Mas Lula jura que não, que com a democracia não se brinca, e manda aquele seu discretíssimo assessor Luiz Dulci e ministros afirmarem com ensaiada convicção que ele desautoriza a iniciativa e não tem nada a ver com a idéia absurda de um terceiro mandato sucessivo. Enquanto isso, a proposta de emenda constitucional que renovaria as regras do jogo a partir de uma espécie de “começar de novo” tramita na Câmara...

Desde que as sordidezes petista, tucana e pemedebista, com esta ou aquela exceção, se tornaram tão evidentes quanto indistinguíveis, que tanto faz Lula como Aécio Neves ou José Serra, a emenda do tri que favoreceria o carismático ex-metalúrgico tem, sim, boas chances de prosperar.

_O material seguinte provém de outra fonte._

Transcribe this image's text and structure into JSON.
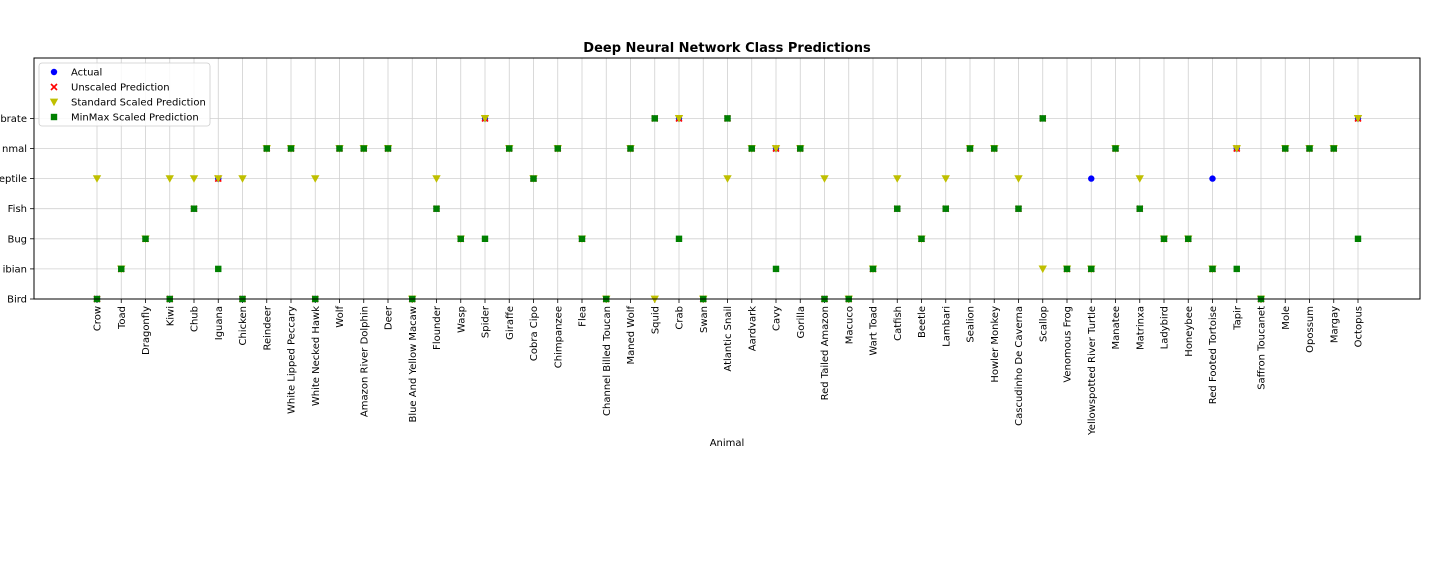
{
  "chart_data": {
    "type": "scatter",
    "title": "Deep Neural Network Class Predictions",
    "xlabel": "Animal",
    "ylabel": "",
    "grid": true,
    "legend_position": "top-left",
    "categories": [
      "Crow",
      "Toad",
      "Dragonfly",
      "Kiwi",
      "Chub",
      "Iguana",
      "Chicken",
      "Reindeer",
      "White Lipped Peccary",
      "White Necked Hawk",
      "Wolf",
      "Amazon River Dolphin",
      "Deer",
      "Blue And Yellow Macaw",
      "Flounder",
      "Wasp",
      "Spider",
      "Giraffe",
      "Cobra Cipo",
      "Chimpanzee",
      "Flea",
      "Channel Billed Toucan",
      "Maned Wolf",
      "Squid",
      "Crab",
      "Swan",
      "Atlantic Snail",
      "Aardvark",
      "Cavy",
      "Gorilla",
      "Red Tailed Amazon",
      "Macuco",
      "Wart Toad",
      "Catfish",
      "Beetle",
      "Lambari",
      "Sealion",
      "Howler Monkey",
      "Cascudinho De Caverna",
      "Scallop",
      "Venomous Frog",
      "Yellowspotted River Turtle",
      "Manatee",
      "Matrinxa",
      "Ladybird",
      "Honeybee",
      "Red Footed Tortoise",
      "Tapir",
      "Saffron Toucanet",
      "Mole",
      "Opossum",
      "Margay",
      "Octopus"
    ],
    "y_classes": [
      "Bird",
      "Amphibian",
      "Bug",
      "Fish",
      "Reptile",
      "Mammal",
      "Invertebrate"
    ],
    "y_tick_labels": [
      "Bird",
      "ibian",
      "Bug",
      "Fish",
      "eptile",
      "nmal",
      "brate"
    ],
    "series": [
      {
        "name": "Actual",
        "marker": "circle",
        "color": "#0000ff",
        "values": [
          "Bird",
          "Amphibian",
          "Bug",
          "Bird",
          "Fish",
          "Reptile",
          "Bird",
          "Mammal",
          "Mammal",
          "Bird",
          "Mammal",
          "Mammal",
          "Mammal",
          "Bird",
          "Fish",
          "Bug",
          "Invertebrate",
          "Mammal",
          "Reptile",
          "Mammal",
          "Bug",
          "Bird",
          "Mammal",
          "Invertebrate",
          "Invertebrate",
          "Bird",
          "Invertebrate",
          "Mammal",
          "Mammal",
          "Mammal",
          "Bird",
          "Bird",
          "Amphibian",
          "Fish",
          "Bug",
          "Fish",
          "Mammal",
          "Mammal",
          "Fish",
          "Invertebrate",
          "Amphibian",
          "Reptile",
          "Mammal",
          "Fish",
          "Bug",
          "Bug",
          "Reptile",
          "Mammal",
          "Bird",
          "Mammal",
          "Mammal",
          "Mammal",
          "Invertebrate"
        ]
      },
      {
        "name": "Unscaled Prediction",
        "marker": "x",
        "color": "#ff0000",
        "values": [
          "Bird",
          "Amphibian",
          "Bug",
          "Bird",
          "Fish",
          "Reptile",
          "Bird",
          "Mammal",
          "Mammal",
          "Bird",
          "Mammal",
          "Mammal",
          "Mammal",
          "Bird",
          "Fish",
          "Bug",
          "Invertebrate",
          "Mammal",
          "Reptile",
          "Mammal",
          "Bug",
          "Bird",
          "Mammal",
          "Invertebrate",
          "Invertebrate",
          "Bird",
          "Invertebrate",
          "Mammal",
          "Mammal",
          "Mammal",
          "Bird",
          "Bird",
          "Amphibian",
          "Fish",
          "Bug",
          "Fish",
          "Mammal",
          "Mammal",
          "Fish",
          "Invertebrate",
          "Amphibian",
          "Amphibian",
          "Mammal",
          "Fish",
          "Bug",
          "Bug",
          "Amphibian",
          "Mammal",
          "Bird",
          "Mammal",
          "Mammal",
          "Mammal",
          "Invertebrate"
        ]
      },
      {
        "name": "Standard Scaled Prediction",
        "marker": "triangle-down",
        "color": "#bfbf00",
        "values": [
          "Reptile",
          "Amphibian",
          "Bug",
          "Reptile",
          "Reptile",
          "Reptile",
          "Reptile",
          "Mammal",
          "Mammal",
          "Reptile",
          "Mammal",
          "Mammal",
          "Mammal",
          "Bird",
          "Reptile",
          "Bug",
          "Invertebrate",
          "Mammal",
          "Reptile",
          "Mammal",
          "Bug",
          "Bird",
          "Mammal",
          "Bird",
          "Invertebrate",
          "Bird",
          "Reptile",
          "Mammal",
          "Mammal",
          "Mammal",
          "Reptile",
          "Bird",
          "Amphibian",
          "Reptile",
          "Bug",
          "Reptile",
          "Mammal",
          "Mammal",
          "Reptile",
          "Amphibian",
          "Amphibian",
          "Amphibian",
          "Mammal",
          "Reptile",
          "Bug",
          "Bug",
          "Amphibian",
          "Mammal",
          "Bird",
          "Mammal",
          "Mammal",
          "Mammal",
          "Invertebrate"
        ]
      },
      {
        "name": "MinMax Scaled Prediction",
        "marker": "square",
        "color": "#008000",
        "values": [
          "Bird",
          "Amphibian",
          "Bug",
          "Bird",
          "Fish",
          "Amphibian",
          "Bird",
          "Mammal",
          "Mammal",
          "Bird",
          "Mammal",
          "Mammal",
          "Mammal",
          "Bird",
          "Fish",
          "Bug",
          "Bug",
          "Mammal",
          "Reptile",
          "Mammal",
          "Bug",
          "Bird",
          "Mammal",
          "Invertebrate",
          "Bug",
          "Bird",
          "Invertebrate",
          "Mammal",
          "Amphibian",
          "Mammal",
          "Bird",
          "Bird",
          "Amphibian",
          "Fish",
          "Bug",
          "Fish",
          "Mammal",
          "Mammal",
          "Fish",
          "Invertebrate",
          "Amphibian",
          "Amphibian",
          "Mammal",
          "Fish",
          "Bug",
          "Bug",
          "Amphibian",
          "Amphibian",
          "Bird",
          "Mammal",
          "Mammal",
          "Mammal",
          "Bug"
        ]
      }
    ]
  }
}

Lula da Silva surfa em invejáveis 60% de aprovação, o país conquistará o grau de investimento, a Bovespa saiu de 14.400 pontos em 2002 para 65.317 em outubro de 2007; a indústria e os bancos lucram como nunca antes, a construção civil está a toda e o consumo segue em alta acelerada; a Polícia Federal prende às mancheias, agora sem alarde; e para completar, a Copa de 2014 será no Brasil, o éden tropical.

Logo, por que correr riscos? Certo pelo incerto, para os pragmáticos é mais fácil embarcar no carisma de Lula e praticamente garantir o futuro à sua sombra.

Pelo sonho de consumo do poder eterno, ou quase, sempre se dá um jeito; toma-se, de preferência, o caminho mais curto, cômodo e seguro.